# 1. Q-Learning

![q-learning algo](https://cdn-media-1.freecodecamp.org/images/k0IARc6DzE3NBl2ugpWkzwLkR9N4HRkpSpjw)

Last week, we learned the basics of policy gradient algorithms through REINFORCE and A2C implementation. The working principle of such algorithms mostly aimed at optimizing the policy directly, so the action probability distribution ensures the maximum expected reward. This week, we are going to analyze ***value-based*** approach starting with Q-Learning algorithm

In short, Q-Learning has the following characteristics:
- **Model-free**. It estimates optimal policy without the need for any reward functions from the environment.
- **Off-policy**. The function learns froms its actions and does not depend on the current policy.

In constrast to the previous weeks, we are first going to analyze the mathematical derivation of Q-Learning before the explanation of the algorithm itself.

## Mathematics

To derive Q-Learning algorithm, let's take a step back and start from the basis of reinforcement learning as a whole.

### Rewards

As we have learned during the previous week, the reward is a feedback from the environment to the agent that helps to measure how *good* was the action. The total reward, therefore can be written as:
$$
R_t = r_{t+1}+r_{t+2}+...
$$

Even though such formula allows us to calculate the sum of the rewards, it would be quite unreasonable to use this as building function to our model, as it would potentially increase to infinity. One way of avoiding such problem is through the concept of **future reward** that, as we learned last tutorial, takes into account the decreasing importance of future rewards.
$$
R_t = r_{t+1}+\gamma r_{t+2}+\gamma^2 r_{t+2}+...
$$

Such formula can be simplified in the following way:
$$
R_t = r_{t+1}+\gamma R_{t+1}
$$


### Policy

Policy is a function that shows the probability of taking an action **a** at state **s**. In the policy gradient algorithms, we wanted to optimize the policy in a way that maximized the reward function.

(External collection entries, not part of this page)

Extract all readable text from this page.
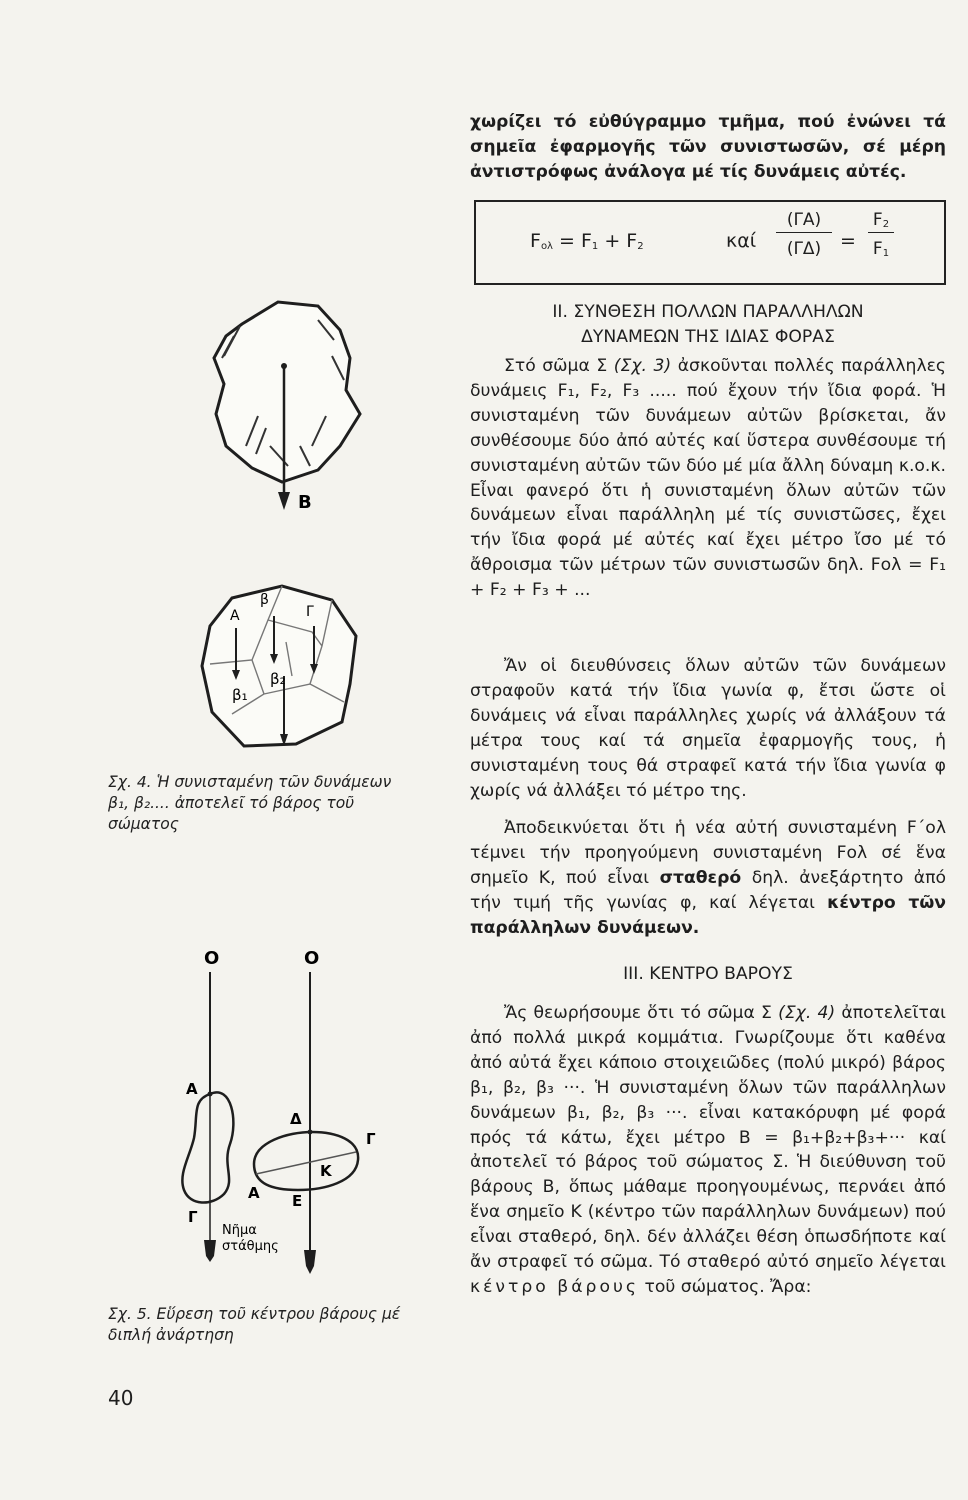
χωρίζει τό εὐθύγραμμο τμῆμα, πού ἐνώνει τά σημεῖα ἐφαρμογῆς τῶν συνιστωσῶν, σέ μέρη ἀντιστρόφως ἀνάλογα μέ τίς δυνάμεις αὐτές.
$F_{o\lambda} = F_1 + F_2$	καί $\frac{(\Gamma A)}{(\Gamma\Delta)} = \frac{F_2}{F_1}$
ΙΙ. ΣΥΝΘΕΣΗ ΠΟΛΛΩΝ ΠΑΡΑΛΛΗΛΩΝ
ΔΥΝΑΜΕΩΝ ΤΗΣ ΙΔΙΑΣ ΦΟΡΑΣ
Στό σῶμα Σ (Σχ. 3) ἀσκοῦνται πολλές παράλληλες δυνάμεις F₁, F₂, F₃ ..... πού ἔχουν τήν ἴδια φορά. Ἡ συνισταμένη τῶν δυνάμεων αὐτῶν βρίσκεται, ἄν συνθέσουμε δύο ἀπό αὐτές καί ὕστερα συνθέσουμε τή συνισταμένη αὐτῶν τῶν δύο μέ μία ἄλλη δύναμη κ.ο.κ. Εἶναι φανερό ὅτι ἡ συνισταμένη ὅλων αὐτῶν τῶν δυνάμεων εἶναι παράλληλη μέ τίς συνιστῶσες, ἔχει τήν ἴδια φορά μέ αὐτές καί ἔχει μέτρο ἴσο μέ τό ἄθροισμα τῶν μέτρων τῶν συνιστωσῶν δηλ. Fολ = F₁ + F₂ + F₃ + ...
Ἄν οἱ διευθύνσεις ὅλων αὐτῶν τῶν δυνάμεων στραφοῦν κατά τήν ἴδια γωνία φ, ἔτσι ὥστε οἱ δυνάμεις νά εἶναι παράλληλες χωρίς νά ἀλλάξουν τά μέτρα τους καί τά σημεῖα ἐφαρμογῆς τους, ἡ συνισταμένη τους θά στραφεῖ κατά τήν ἴδια γωνία φ χωρίς νά ἀλλάξει τό μέτρο της.
Ἀποδεικνύεται ὅτι ἡ νέα αὐτή συνισταμένη F΄ολ τέμνει τήν προηγούμενη συνισταμένη Fολ σέ ἕνα σημεῖο Κ, πού εἶναι σταθερό δηλ. ἀνεξάρτητο ἀπό τήν τιμή τῆς γωνίας φ, καί λέγεται κέντρο τῶν παράλληλων δυνάμεων.
ΙΙΙ. ΚΕΝΤΡΟ ΒΑΡΟΥΣ
Ἄς θεωρήσουμε ὅτι τό σῶμα Σ (Σχ. 4) ἀποτελεῖται ἀπό πολλά μικρά κομμάτια. Γνωρίζουμε ὅτι καθένα ἀπό αὐτά ἔχει κάποιο στοιχειῶδες (πολύ μικρό) βάρος β₁, β₂, β₃ ···. Ἡ συνισταμένη ὅλων τῶν παράλληλων δυνάμεων β₁, β₂, β₃ ···. εἶναι κατακόρυφη μέ φορά πρός τά κάτω, ἔχει μέτρο Β = β₁+β₂+β₃+··· καί ἀποτελεῖ τό βάρος τοῦ σώματος Σ. Ἡ διεύθυνση τοῦ βάρους Β, ὅπως μάθαμε προηγουμένως, περνάει ἀπό ἕνα σημεῖο Κ (κέντρο τῶν παράλληλων δυνάμεων) πού εἶναι σταθερό, δηλ. δέν ἀλλάζει θέση ὁπωσδήποτε καί ἄν στραφεῖ τό σῶμα. Τό σταθερό αὐτό σημεῖο λέγεται κέντρο βάρους τοῦ σώματος. Ἄρα:
Β
Α
β
Γ
β₂
β₁
Σχ. 4. Ἡ συνισταμένη τῶν δυνάμεων β₁, β₂.... ἀποτελεῖ τό βάρος τοῦ σώματος
Ο	Ο
Α
Γ
Δ
Γ
Κ
Α Ε
Νῆμα
στάθμης
Σχ. 5. Εὕρεση τοῦ κέντρου βάρους μέ διπλή ἀνάρτηση
40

Important thing to note is that, since the policy is a probability distribution, the sum of all possible actions at a state must add-up to 1.

$$
\sum_a \pi (s, a) = 1
$$

### New notations

We have already covered these concepts in the previous tutorial. On the other hand, the further formula derivation will require us to introduce some new notations for **immediate reward** and **transition probability**.

**Imediate reward** can be imagined as an expected reward for going from state s to s' via action a.

$$
R_{ss'}^a = E[r_{t+1} | s_t = s, a_t = a, s_{t+1} = s']
$$

**Transition probability** can be defined as a probability of going from state s to s' via action a.

$$
P_{ss'}^a = E[s_{t+1} = s' | s_t = s, a_t = a]
$$

### Value functions

In the advantage actor-critic tutorial, we already ran into **state value function** and **Q-value function**, that will play a more important role in Q-Learning models.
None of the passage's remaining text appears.